The logistics are going to be somewhat complicated. But the emotional fire is out. It really is. The instafreeze happened last night, really for the first time with this one. There are tipping points, when something that has been precariously teetering gives way, and it will never be put together again. That's where I am. And although I am often prone to look backwards in situations like this, feel anger at the other party and self-loathing on mine, I'm not feeling that today. I know I did the very best I could, and beyond. Only she can tell you if she did the best she could, and whatever I suspect the answer to that question may be, it doesn't really matter in the end.

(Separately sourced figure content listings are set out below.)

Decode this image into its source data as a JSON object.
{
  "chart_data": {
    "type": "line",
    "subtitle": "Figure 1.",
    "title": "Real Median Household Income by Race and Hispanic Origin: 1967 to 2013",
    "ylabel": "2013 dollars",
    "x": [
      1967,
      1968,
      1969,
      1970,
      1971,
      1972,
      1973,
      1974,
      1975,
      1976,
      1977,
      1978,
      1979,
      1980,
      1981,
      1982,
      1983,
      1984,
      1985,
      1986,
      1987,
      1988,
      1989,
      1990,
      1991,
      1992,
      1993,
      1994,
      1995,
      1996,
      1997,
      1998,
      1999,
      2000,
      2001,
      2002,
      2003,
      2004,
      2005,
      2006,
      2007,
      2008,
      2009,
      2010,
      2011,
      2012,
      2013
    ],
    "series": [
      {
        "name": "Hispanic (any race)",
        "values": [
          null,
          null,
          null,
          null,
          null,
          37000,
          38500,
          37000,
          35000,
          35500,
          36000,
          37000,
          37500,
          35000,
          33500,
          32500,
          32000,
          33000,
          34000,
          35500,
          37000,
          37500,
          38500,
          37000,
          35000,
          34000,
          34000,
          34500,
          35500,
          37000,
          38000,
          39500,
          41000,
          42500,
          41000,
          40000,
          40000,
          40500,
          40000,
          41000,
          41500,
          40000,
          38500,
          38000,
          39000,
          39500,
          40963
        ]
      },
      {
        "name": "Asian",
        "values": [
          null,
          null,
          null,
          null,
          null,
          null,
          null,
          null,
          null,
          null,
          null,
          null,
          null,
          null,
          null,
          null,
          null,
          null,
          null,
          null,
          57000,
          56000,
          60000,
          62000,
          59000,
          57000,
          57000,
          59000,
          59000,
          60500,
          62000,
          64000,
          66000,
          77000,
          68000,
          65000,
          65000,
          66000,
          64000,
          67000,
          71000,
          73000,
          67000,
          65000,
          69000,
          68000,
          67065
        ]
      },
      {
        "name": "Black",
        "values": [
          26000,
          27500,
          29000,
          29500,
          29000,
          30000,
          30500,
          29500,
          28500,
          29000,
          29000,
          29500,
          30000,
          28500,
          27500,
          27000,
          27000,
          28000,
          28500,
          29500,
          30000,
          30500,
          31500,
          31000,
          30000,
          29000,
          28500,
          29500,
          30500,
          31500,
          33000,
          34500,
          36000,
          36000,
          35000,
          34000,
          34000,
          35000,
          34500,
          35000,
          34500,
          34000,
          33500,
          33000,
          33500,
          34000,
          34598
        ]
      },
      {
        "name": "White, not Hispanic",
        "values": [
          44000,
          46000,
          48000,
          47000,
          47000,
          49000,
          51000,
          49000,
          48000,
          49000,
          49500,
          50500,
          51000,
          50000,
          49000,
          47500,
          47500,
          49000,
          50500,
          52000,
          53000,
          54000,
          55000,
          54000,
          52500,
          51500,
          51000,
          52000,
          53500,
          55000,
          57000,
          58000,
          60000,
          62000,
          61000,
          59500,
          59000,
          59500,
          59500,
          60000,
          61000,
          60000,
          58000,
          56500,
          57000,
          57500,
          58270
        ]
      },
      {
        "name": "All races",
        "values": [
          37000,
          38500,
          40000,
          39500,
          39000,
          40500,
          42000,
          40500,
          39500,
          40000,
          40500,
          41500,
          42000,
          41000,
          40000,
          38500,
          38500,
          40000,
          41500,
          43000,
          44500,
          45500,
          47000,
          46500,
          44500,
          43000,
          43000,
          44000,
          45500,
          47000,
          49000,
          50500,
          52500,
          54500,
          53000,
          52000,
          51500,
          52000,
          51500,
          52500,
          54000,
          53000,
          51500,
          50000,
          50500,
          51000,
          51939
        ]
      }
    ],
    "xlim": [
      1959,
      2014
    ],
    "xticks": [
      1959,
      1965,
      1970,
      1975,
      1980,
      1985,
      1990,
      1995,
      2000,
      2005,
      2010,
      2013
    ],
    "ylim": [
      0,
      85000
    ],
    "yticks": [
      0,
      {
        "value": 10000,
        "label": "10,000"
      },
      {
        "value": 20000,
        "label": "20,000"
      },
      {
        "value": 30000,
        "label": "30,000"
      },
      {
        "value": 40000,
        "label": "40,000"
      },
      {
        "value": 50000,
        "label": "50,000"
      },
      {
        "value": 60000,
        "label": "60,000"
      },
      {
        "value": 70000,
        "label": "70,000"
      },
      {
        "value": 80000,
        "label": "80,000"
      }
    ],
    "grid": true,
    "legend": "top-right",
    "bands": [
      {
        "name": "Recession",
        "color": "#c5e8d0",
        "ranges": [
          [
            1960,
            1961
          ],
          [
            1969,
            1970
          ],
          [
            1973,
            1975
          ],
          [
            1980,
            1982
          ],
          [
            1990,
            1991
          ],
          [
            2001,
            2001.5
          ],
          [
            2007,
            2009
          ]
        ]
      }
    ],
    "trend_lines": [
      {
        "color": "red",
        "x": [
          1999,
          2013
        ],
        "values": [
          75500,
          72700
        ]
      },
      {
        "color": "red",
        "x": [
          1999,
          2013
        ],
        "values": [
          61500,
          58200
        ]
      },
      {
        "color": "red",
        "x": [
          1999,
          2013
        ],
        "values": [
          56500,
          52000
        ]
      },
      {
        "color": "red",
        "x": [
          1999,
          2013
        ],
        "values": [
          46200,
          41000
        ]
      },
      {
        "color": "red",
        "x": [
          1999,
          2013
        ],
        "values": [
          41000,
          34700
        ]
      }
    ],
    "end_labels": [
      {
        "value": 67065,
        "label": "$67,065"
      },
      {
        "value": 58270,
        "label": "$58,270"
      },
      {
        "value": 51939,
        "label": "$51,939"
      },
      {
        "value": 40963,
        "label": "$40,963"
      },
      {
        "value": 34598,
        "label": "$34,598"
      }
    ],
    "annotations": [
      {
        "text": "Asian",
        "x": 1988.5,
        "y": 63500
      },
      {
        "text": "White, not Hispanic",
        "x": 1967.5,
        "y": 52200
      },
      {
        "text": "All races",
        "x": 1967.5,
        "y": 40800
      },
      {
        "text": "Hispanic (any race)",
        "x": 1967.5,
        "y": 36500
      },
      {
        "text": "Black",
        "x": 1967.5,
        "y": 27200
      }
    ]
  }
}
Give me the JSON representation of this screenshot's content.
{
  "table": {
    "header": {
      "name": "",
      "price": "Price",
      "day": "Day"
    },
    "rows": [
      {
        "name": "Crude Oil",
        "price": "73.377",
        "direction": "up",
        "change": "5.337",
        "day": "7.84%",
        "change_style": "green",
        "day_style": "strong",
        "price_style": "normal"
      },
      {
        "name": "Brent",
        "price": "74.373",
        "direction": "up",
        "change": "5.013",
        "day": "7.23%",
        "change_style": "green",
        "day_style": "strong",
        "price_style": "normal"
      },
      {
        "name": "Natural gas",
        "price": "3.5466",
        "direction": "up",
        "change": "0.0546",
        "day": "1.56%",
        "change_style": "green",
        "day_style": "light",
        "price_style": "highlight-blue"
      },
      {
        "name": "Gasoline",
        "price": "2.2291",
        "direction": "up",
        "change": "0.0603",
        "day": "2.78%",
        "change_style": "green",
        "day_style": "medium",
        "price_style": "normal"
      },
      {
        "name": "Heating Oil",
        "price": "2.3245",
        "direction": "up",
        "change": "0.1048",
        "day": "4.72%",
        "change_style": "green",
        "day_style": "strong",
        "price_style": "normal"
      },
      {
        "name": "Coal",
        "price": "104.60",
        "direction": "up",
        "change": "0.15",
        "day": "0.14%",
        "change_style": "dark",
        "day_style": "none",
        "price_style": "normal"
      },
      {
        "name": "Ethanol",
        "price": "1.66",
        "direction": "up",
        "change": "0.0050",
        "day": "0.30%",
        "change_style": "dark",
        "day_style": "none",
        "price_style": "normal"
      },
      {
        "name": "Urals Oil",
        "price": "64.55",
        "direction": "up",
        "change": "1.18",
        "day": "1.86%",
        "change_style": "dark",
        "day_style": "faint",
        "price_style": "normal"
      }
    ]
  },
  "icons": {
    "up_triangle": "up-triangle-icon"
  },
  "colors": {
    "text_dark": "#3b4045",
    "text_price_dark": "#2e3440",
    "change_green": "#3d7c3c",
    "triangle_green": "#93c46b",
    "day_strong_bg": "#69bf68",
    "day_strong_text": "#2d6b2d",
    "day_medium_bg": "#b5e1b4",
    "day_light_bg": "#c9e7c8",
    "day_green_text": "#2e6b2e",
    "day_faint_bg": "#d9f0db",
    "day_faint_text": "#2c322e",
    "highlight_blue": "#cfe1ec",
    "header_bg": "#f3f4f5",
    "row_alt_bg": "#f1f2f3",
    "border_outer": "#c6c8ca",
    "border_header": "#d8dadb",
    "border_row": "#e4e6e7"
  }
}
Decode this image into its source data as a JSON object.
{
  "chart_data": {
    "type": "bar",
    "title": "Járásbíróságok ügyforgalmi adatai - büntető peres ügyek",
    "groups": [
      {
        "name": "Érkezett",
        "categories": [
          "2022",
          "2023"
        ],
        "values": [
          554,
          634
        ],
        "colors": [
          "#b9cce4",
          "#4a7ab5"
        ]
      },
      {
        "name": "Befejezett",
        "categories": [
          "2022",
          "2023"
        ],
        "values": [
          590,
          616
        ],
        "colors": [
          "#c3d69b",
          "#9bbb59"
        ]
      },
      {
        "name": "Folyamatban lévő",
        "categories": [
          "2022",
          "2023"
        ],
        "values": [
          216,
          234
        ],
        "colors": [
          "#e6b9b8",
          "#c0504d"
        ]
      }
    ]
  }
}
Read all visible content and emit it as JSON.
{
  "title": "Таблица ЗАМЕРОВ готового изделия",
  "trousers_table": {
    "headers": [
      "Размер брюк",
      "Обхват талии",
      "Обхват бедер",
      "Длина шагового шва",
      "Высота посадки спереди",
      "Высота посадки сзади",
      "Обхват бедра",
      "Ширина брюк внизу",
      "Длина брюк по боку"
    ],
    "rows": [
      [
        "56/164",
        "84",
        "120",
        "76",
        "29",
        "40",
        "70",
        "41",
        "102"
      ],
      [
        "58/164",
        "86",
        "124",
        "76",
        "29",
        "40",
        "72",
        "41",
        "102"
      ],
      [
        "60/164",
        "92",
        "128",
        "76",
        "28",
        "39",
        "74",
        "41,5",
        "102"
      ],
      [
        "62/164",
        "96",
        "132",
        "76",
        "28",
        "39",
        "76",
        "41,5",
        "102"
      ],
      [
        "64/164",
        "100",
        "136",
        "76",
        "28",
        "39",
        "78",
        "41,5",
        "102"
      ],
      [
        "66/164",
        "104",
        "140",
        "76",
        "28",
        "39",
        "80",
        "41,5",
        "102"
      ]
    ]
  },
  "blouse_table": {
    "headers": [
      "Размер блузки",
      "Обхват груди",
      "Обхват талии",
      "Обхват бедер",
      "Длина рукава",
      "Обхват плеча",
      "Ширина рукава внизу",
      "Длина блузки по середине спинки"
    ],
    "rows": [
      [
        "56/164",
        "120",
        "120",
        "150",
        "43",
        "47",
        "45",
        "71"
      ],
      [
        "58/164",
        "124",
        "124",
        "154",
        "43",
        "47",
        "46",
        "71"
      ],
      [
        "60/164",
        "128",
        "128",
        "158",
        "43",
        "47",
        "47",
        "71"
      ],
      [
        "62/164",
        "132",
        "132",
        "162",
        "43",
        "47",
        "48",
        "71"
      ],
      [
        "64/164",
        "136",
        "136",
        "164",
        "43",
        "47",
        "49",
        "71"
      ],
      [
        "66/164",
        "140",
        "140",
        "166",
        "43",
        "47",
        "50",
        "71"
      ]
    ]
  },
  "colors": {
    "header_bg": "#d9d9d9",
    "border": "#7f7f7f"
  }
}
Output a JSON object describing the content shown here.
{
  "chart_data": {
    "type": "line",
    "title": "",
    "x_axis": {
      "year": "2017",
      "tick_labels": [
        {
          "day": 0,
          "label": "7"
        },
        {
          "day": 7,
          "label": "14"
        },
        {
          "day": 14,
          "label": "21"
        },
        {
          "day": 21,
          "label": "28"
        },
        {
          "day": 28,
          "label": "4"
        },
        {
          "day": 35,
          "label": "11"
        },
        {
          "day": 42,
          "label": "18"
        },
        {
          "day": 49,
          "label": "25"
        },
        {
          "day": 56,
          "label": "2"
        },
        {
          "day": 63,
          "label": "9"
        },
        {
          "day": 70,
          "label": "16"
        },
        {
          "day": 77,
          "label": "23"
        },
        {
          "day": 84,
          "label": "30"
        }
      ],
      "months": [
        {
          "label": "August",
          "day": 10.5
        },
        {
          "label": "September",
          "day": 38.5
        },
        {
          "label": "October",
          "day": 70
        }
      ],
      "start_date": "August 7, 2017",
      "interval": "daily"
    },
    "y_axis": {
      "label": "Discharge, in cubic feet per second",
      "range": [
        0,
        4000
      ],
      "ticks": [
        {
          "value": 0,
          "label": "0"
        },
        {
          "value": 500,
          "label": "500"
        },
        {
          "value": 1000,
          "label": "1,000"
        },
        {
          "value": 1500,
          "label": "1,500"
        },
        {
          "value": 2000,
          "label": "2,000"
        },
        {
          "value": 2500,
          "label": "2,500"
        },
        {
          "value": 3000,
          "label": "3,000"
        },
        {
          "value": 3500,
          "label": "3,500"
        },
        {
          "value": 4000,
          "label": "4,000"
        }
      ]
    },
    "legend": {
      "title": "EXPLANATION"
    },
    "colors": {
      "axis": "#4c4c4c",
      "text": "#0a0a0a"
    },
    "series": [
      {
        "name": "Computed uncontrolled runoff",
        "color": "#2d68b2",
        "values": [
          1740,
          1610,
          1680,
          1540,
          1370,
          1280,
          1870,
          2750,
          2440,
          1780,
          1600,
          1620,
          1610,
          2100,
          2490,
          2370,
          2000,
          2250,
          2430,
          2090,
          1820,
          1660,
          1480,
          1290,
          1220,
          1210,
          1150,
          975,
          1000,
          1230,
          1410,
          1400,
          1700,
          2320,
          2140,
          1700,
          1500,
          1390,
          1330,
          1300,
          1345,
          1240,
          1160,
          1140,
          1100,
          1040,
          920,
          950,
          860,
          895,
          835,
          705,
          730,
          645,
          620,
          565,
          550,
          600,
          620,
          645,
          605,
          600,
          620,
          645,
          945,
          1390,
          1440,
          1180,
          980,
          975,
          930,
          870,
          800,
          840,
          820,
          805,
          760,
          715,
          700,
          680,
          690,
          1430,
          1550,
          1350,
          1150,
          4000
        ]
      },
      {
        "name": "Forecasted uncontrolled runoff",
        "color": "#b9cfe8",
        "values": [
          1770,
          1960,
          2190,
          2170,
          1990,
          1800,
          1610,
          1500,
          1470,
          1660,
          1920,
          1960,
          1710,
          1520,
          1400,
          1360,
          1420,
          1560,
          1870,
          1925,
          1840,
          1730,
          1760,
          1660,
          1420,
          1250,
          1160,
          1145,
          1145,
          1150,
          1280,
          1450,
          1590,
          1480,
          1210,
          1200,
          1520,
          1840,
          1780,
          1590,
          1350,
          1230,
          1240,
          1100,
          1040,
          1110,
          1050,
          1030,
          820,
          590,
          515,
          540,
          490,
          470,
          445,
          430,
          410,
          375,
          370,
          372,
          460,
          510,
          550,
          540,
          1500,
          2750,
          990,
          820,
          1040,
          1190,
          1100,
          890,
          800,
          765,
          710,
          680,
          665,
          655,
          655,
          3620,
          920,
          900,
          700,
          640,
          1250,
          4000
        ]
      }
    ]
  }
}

Relationships are between two people. And her half, at this point, doesn't matter. I'm withdrawing my half, and it's not going to be extended again. The door can't be closed completely just yet because the disentanglement of physical items is going to take some time. But emotionally, the door is locked. And the best thing is, as far as I am concerned, is that the final straw wasn't something I did. I've got a past, too, and I can remember how hard I used to work, how tenuous I would make connections, to pick a fight with my ex-wife to have a "reason" to do what I wanted to do. Now I know what my ex-wife must have felt like. And I understand a little bit better about why, when the marriage ended, why she was never tempted to look backward.